Large Language Models Perform on Par with Experts Identifying Mental Health Factors in Adolescent Online Forums
Isabelle Lorge, Dan W. Joyce, Andrey Kormilitzin
TL;DR
This study assesses whether GPT-4 and GPT-3.5 can identify mental health factors in adolescent social media by performing open-information extraction on Reddit posts and comparing results to expert psychiatrists. It introduces a real Reddit dataset annotated by UK psychiatrists across six categories, plus two GPT-generated synthetic datasets, and evaluates both category-level and subcategory-level performance with positive/negative evidence annotations. The findings show GPT-4 achieving performance on par with human annotators on real data and substantially higher accuracy on synthetic data, while still making negation and factuality errors; synthetic data are easier to annotate but less diverse.
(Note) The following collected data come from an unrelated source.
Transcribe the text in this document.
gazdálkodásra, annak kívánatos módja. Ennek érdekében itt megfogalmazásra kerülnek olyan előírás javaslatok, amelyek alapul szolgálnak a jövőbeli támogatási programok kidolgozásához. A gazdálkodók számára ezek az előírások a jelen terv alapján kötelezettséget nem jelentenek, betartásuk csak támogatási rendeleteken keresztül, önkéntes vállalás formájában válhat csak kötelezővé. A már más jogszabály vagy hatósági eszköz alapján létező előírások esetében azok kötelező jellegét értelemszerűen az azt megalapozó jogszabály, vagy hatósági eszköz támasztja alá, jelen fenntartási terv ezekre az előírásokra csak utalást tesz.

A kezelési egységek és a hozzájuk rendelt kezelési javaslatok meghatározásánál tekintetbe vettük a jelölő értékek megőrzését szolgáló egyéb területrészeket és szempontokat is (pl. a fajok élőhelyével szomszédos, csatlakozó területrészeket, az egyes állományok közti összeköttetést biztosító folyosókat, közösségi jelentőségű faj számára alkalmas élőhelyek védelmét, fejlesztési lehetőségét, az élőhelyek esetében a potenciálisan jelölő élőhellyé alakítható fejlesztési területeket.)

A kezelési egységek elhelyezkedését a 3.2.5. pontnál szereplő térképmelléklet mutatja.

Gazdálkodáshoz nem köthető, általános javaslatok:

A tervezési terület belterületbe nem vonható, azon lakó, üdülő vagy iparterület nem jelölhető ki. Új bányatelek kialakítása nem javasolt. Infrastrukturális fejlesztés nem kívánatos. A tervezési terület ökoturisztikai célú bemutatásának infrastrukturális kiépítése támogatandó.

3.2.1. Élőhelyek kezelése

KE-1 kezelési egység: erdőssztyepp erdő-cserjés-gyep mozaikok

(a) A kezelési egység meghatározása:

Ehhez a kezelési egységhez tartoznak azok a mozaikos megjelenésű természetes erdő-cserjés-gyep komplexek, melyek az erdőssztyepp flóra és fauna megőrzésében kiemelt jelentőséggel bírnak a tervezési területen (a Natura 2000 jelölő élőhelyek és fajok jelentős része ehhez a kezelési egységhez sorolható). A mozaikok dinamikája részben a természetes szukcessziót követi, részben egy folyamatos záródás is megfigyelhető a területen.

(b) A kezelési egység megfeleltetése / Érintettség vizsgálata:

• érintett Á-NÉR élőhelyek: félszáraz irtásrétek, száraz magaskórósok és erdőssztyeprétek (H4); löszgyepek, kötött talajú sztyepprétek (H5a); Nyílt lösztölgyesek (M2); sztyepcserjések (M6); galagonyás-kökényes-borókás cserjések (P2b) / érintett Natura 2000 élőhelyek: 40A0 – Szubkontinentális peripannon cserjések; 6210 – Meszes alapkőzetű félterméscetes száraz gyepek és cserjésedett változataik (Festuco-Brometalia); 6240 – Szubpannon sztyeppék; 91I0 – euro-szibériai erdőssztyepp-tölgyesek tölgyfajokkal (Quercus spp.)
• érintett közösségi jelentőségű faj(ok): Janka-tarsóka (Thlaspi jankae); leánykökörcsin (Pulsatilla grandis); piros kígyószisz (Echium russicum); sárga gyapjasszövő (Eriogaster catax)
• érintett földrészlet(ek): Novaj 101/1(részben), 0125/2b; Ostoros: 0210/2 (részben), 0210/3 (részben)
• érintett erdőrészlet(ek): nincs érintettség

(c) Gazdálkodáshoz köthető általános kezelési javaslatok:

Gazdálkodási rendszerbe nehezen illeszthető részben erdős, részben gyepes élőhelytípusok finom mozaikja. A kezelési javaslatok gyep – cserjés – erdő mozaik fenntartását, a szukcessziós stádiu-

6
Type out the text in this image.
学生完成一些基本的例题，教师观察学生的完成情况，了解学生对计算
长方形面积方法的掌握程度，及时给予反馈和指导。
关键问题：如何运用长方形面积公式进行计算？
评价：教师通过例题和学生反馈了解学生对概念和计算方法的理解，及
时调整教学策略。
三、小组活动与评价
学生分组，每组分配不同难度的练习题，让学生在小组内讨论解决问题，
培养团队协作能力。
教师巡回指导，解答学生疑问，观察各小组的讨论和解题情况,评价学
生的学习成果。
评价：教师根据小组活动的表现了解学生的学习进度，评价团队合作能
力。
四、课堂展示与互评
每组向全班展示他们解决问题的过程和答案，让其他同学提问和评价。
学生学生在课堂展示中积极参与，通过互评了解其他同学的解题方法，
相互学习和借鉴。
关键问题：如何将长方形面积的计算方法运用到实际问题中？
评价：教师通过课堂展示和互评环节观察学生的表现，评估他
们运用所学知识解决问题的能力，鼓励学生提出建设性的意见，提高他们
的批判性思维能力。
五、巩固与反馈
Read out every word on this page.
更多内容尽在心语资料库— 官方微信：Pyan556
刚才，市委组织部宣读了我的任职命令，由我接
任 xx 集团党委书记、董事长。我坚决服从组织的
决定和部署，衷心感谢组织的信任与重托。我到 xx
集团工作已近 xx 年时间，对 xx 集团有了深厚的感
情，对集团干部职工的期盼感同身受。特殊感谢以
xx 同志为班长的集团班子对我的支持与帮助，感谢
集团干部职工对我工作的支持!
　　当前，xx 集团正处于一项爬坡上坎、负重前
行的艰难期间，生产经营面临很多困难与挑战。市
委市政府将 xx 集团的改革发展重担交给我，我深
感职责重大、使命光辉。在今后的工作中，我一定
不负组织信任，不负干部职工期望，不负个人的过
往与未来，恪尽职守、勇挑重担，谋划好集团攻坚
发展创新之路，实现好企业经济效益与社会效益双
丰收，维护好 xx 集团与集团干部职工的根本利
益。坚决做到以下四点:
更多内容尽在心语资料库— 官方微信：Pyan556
The work suggests LLMs can enable scalable, low-cost mental-health factor extraction from adolescent content, with caveats about data diversity and annotation noise, and highlights synthetic data as a valuable, though not fully equivalent, resource for training tasks in healthcare contexts.
Abstract
Mental health in children and adolescents has been steadily deteriorating over the past few years. The recent advent of Large Language Models (LLMs) offers much hope for cost and time efficient scaling of monitoring and intervention, yet despite specifically prevalent issues such as school bullying and eating disorders, previous studies on have not investigated performance in this domain or for open information extraction where the set of answers is not predetermined. We create a new dataset of Reddit posts from adolescents aged 12-19 annotated by expert psychiatrists for the following categories: TRAUMA, PRECARITY, CONDITION, SYMPTOMS, SUICIDALITY and TREATMENT and compare expert labels to annotations from two top performing LLMs (GPT3.5 and GPT4). In addition, we create two synthetic datasets to assess whether LLMs perform better when annotating data as they generate it. We find GPT4 to be on par with human inter-annotator agreement and performance on synthetic data to be substantially higher, however we find the model still occasionally errs on issues of negation and factuality and higher performance on synthetic data is driven by greater complexity of real data rather than inherent advantage.